I don't know how far you want to go with this but you could also compare your approach against theoretical approaches to calculate the cost of arithmetic operations. For example something like Zimmermanns thesis on page 54 in the pdf (page 92 of the booklet) gives you the sizes of different adder architectures in a few different ways (equation, gate-representation and area in a specific technology). Currently Yosys uses Brent-Kung (PPA-BK) for its adders.

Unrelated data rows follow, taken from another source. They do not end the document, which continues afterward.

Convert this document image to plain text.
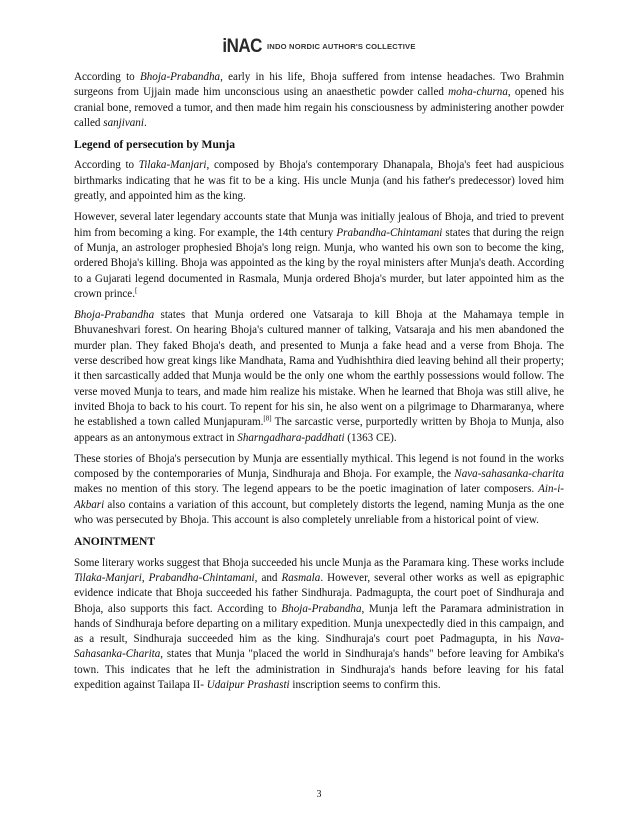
iNAC INDO NORDIC AUTHOR'S COLLECTIVE

According to Bhoja-Prabandha, early in his life, Bhoja suffered from intense headaches. Two Brahmin surgeons from Ujjain made him unconscious using an anaesthetic powder called moha-churna, opened his cranial bone, removed a tumor, and then made him regain his consciousness by administering another powder called sanjivani.

Legend of persecution by Munja

According to Tilaka-Manjari, composed by Bhoja's contemporary Dhanapala, Bhoja's feet had auspicious birthmarks indicating that he was fit to be a king. His uncle Munja (and his father's predecessor) loved him greatly, and appointed him as the king.

However, several later legendary accounts state that Munja was initially jealous of Bhoja, and tried to prevent him from becoming a king. For example, the 14th century Prabandha-Chintamani states that during the reign of Munja, an astrologer prophesied Bhoja's long reign. Munja, who wanted his own son to become the king, ordered Bhoja's killing. Bhoja was appointed as the king by the royal ministers after Munja's death. According to a Gujarati legend documented in Rasmala, Munja ordered Bhoja's murder, but later appointed him as the crown prince.[

Bhoja-Prabandha states that Munja ordered one Vatsaraja to kill Bhoja at the Mahamaya temple in Bhuvaneshvari forest. On hearing Bhoja's cultured manner of talking, Vatsaraja and his men abandoned the murder plan. They faked Bhoja's death, and presented to Munja a fake head and a verse from Bhoja. The verse described how great kings like Mandhata, Rama and Yudhishthira died leaving behind all their property; it then sarcastically added that Munja would be the only one whom the earthly possessions would follow. The verse moved Munja to tears, and made him realize his mistake. When he learned that Bhoja was still alive, he invited Bhoja to back to his court. To repent for his sin, he also went on a pilgrimage to Dharmaranya, where he established a town called Munjapuram.[8] The sarcastic verse, purportedly written by Bhoja to Munja, also appears as an antonymous extract in Sharngadhara-paddhati (1363 CE).

These stories of Bhoja's persecution by Munja are essentially mythical. This legend is not found in the works composed by the contemporaries of Munja, Sindhuraja and Bhoja. For example, the Nava-sahasanka-charita makes no mention of this story. The legend appears to be the poetic imagination of later composers. Ain-i-Akbari also contains a variation of this account, but completely distorts the legend, naming Munja as the one who was persecuted by Bhoja. This account is also completely unreliable from a historical point of view.

ANOINTMENT

Some literary works suggest that Bhoja succeeded his uncle Munja as the Paramara king. These works include Tilaka-Manjari, Prabandha-Chintamani, and Rasmala. However, several other works as well as epigraphic evidence indicate that Bhoja succeeded his father Sindhuraja. Padmagupta, the court poet of Sindhuraja and Bhoja, also supports this fact. According to Bhoja-Prabandha, Munja left the Paramara administration in hands of Sindhuraja before departing on a military expedition. Munja unexpectedly died in this campaign, and as a result, Sindhuraja succeeded him as the king. Sindhuraja's court poet Padmagupta, in his Nava-Sahasanka-Charita, states that Munja "placed the world in Sindhuraja's hands" before leaving for Ambika's town. This indicates that he left the administration in Sindhuraja's hands before leaving for his fatal expedition against Tailapa II- Udaipur Prashasti inscription seems to confirm this.

3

It is also important to note that if you set demanding timing goals and give ABC an aggressive script, it will start to deviate from this architecture and go towards the performance characteristics of others. So depending on how you use ABC, the final result for large operations and timing critical (deep) paths can deviate drastically from what you may observe with a more relaxed ABC script.

I don't think this is a huge problem since the intended use-case is likely to get rid of really small modules, so they are less likely to have these big arithmetic operations anyway.

I would recommend there is a note in the help-message of keep_hierarchy clarifying this use-case and that outside of it the estimate may no longer be accurate.